Continental Germanic and Scandinavian/Norse mythologies are often grouped together under Germanic mythology, usually a few deity names change but keeping the same roots, unlike Roman/Greek mythology. I am guessing that Continental Germanic is just a continuation of the Scandinavian mythology. Are there any major differences between the two?
1 Answer
Unfortunately, our knowledge of Continental Germanic mythology is extremely limited, due to the fragmentary nature of the available sources. We know that Continental Germanic mythology and Norse mythology both originated from the body of myths of the speakers of the Proto-Germanic language (the wikipedia page on Proto-Germanic folklore provides a very nice list of gods and entities with common origin), but it's hard to tell how much the two religions diverged over the centuries.
For example, let us consider the Second Merseburg Charm, which is perhaps the best example of Continental Germanic pagan belief (translation from Old High German by Benjamin W. Fortson):
Phol and Wodan were riding to the woods,
and the foot of Balder's foal was sprained
So Sinthgunt, Sunna's sister, conjured it;
and Frija, Volla's sister, conjured it;
and Wodan conjured it, as well he could [...]
It's easy to recognize in Wodan, Balder, Sunna, Frija, and Volla the corresponding Norse deities (Óðinn, Baldr, Sól, Frigg, and Fulla). But what about Sinthgunt? Was she an exclusively Continental Germanic goddess? Was she present in the Old Norse corpus with another name? Or was she a member of the Norse pantheon that simply does not appear in the sources at our disposal? We simply don't have enough elements to give definite answers.

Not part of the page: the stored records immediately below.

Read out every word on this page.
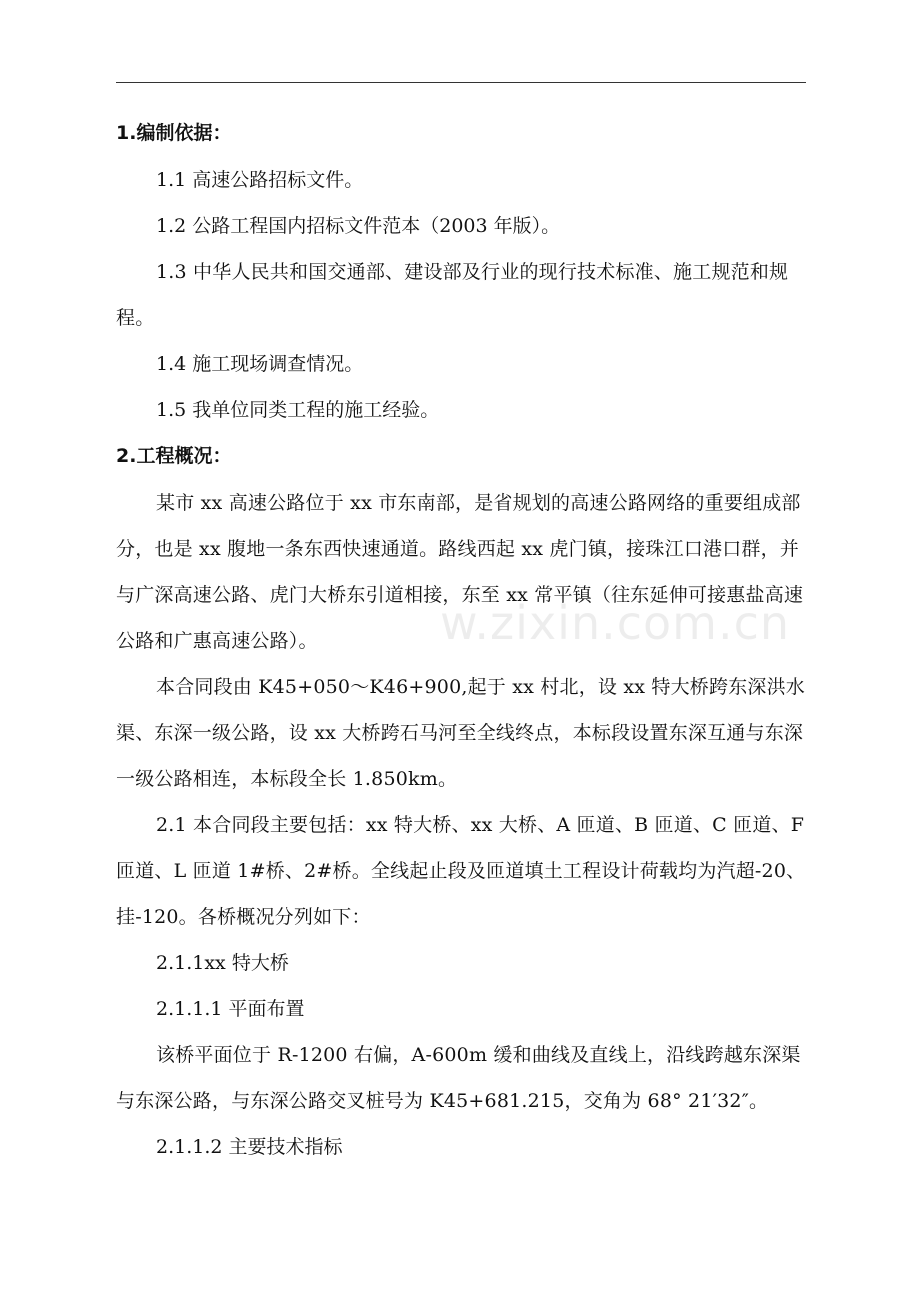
w.zixin.com.cn

1.编制依据：

1.1 高速公路招标文件。

1.2 公路工程国内招标文件范本（2003 年版）。

1.3 中华人民共和国交通部、建设部及行业的现行技术标准、施工规范和规程。

1.4 施工现场调查情况。

1.5 我单位同类工程的施工经验。

2.工程概况：

某市 xx 高速公路位于 xx 市东南部，是省规划的高速公路网络的重要组成部分，也是 xx 腹地一条东西快速通道。路线西起 xx 虎门镇，接珠江口港口群，并与广深高速公路、虎门大桥东引道相接，东至 xx 常平镇（往东延伸可接惠盐高速公路和广惠高速公路）。

本合同段由 K45+050～K46+900,起于 xx 村北，设 xx 特大桥跨东深洪水渠、东深一级公路，设 xx 大桥跨石马河至全线终点，本标段设置东深互通与东深一级公路相连，本标段全长 1.850km。

2.1 本合同段主要包括：xx 特大桥、xx 大桥、A 匝道、B 匝道、C 匝道、F 匝道、L 匝道 1#桥、2#桥。全线起止段及匝道填土工程设计荷载均为汽超-20、挂-120。各桥概况分列如下：

2.1.1xx 特大桥

2.1.1.1 平面布置

该桥平面位于 R-1200 右偏，A-600m 缓和曲线及直线上，沿线跨越东深渠与东深公路，与东深公路交叉桩号为 K45+681.215，交角为 68° 21′32″。

2.1.1.2 主要技术指标
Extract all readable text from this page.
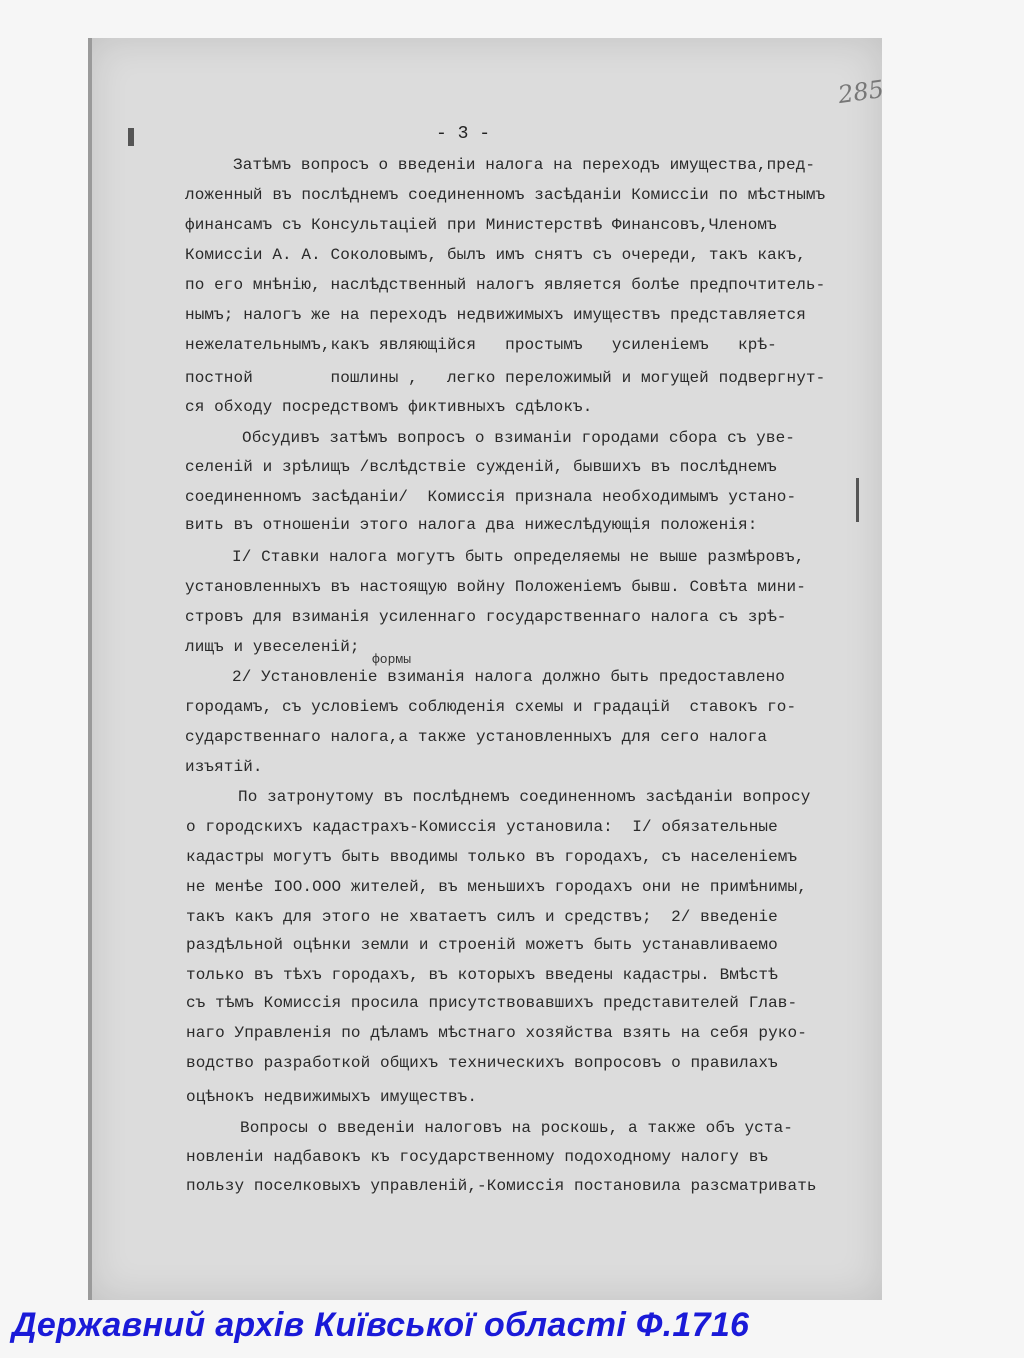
285
- 3 -
формы
Затѣмъ вопросъ о введенiи налога на переходъ имущества,пред-
ложенный въ послѣднемъ соединенномъ засѣданiи Комиссiи по мѣстнымъ
финансамъ съ Консультацiей при Министерствѣ Финансовъ,Членомъ
Комиссiи А. А. Соколовымъ, былъ имъ снятъ съ очереди, такъ какъ,
по его мнѣнiю, наслѣдственный налогъ является болѣе предпочтитель-
нымъ; налогъ же на переходъ недвижимыхъ имуществъ представляется
нежелательнымъ,какъ являющiйся   простымъ   усиленiемъ   крѣ-
постной        пошлины ,   легко переложимый и могущей подвергнут-
ся обходу посредствомъ фиктивныхъ сдѣлокъ.
Обсудивъ затѣмъ вопросъ о взиманiи городами сбора съ уве-
селенiй и зрѣлищъ /вслѣдствiе сужденiй, бывшихъ въ послѣднемъ
соединенномъ засѣданiи/  Комиссiя признала необходимымъ устано-
вить въ отношенiи этого налога два нижеслѣдующiя положенiя:
I/ Ставки налога могутъ быть определяемы не выше размѣровъ,
установленныхъ въ настоящую войну Положенiемъ бывш. Совѣта мини-
стровъ для взиманiя усиленнаго государственнаго налога съ зрѣ-
лищъ и увеселенiй;
2/ Установленiе взиманiя налога должно быть предоставлено
городамъ, съ условiемъ соблюденiя схемы и градацiй  ставокъ го-
сударственнаго налога,а также установленныхъ для сего налога
изъятiй.
По затронутому въ послѣднемъ соединенномъ засѣданiи вопросу
о городскихъ кадастрахъ-Комиссiя установила:  I/ обязательные
кадастры могутъ быть вводимы только въ городахъ, съ населенiемъ
не менѣе IOO.OOO жителей, въ меньшихъ городахъ они не примѣнимы,
такъ какъ для этого не хватаетъ силъ и средствъ;  2/ введенiе
раздѣльной оцѣнки земли и строенiй можетъ быть устанавливаемо
только въ тѣхъ городахъ, въ которыхъ введены кадастры. Вмѣстѣ
съ тѣмъ Комиссiя просила присутствовавшихъ представителей Глав-
наго Управленiя по дѣламъ мѣстнаго хозяйства взять на себя руко-
водство разработкой общихъ техническихъ вопросовъ о правилахъ
оцѣнокъ недвижимыхъ имуществъ.
Вопросы о введенiи налоговъ на роскошь, а также объ уста-
новленiи надбавокъ къ государственному подоходному налогу въ
пользу поселковыхъ управленiй,-Комиссiя постановила разсматривать
Державний архів Київської області Ф.1716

More importantly, there is a growing consensus among scholars that the notion of a coherent, unified Norse mythology, as it is presented in most of the Norse corpus (i.e. the Prose and Poetic Eddas) is not an accurate representation of the religious beliefs in Viking Age Scandinavia. Similar considerations apply to Continental Germanic religions. Terry Gunnell deals with this issue in his article Pantheon? What Pantheon?, and says
[...] there is reason to consider that many of the gods known in the Germanic and Scandinavian world were tribally-, area-, or clan- (family-) related [...]
and
Arguably, part of the problem involves the way in which as scholars of pre-Christian Scandinavian and Germanic religions, we often casually jump from talking of tribal groups or family clans like those mentioned in works like Tacitus' Germania to discussing national units like those reflected in Snorri's Heimskringla, often forgetting that there must have been middle stages, and that the new nations were made up of earlier tribes/clans, all of which would have had different historical, social, cultural, and religious backgrounds, and associations with different local areas with their own environmental concerns.
That is, it doesn't make much sense to compare Scandinavian and Continental Germanic mythologies as if they were monolithic entities, when in reality they were a collection of tribal and family cults which could be very different from each other.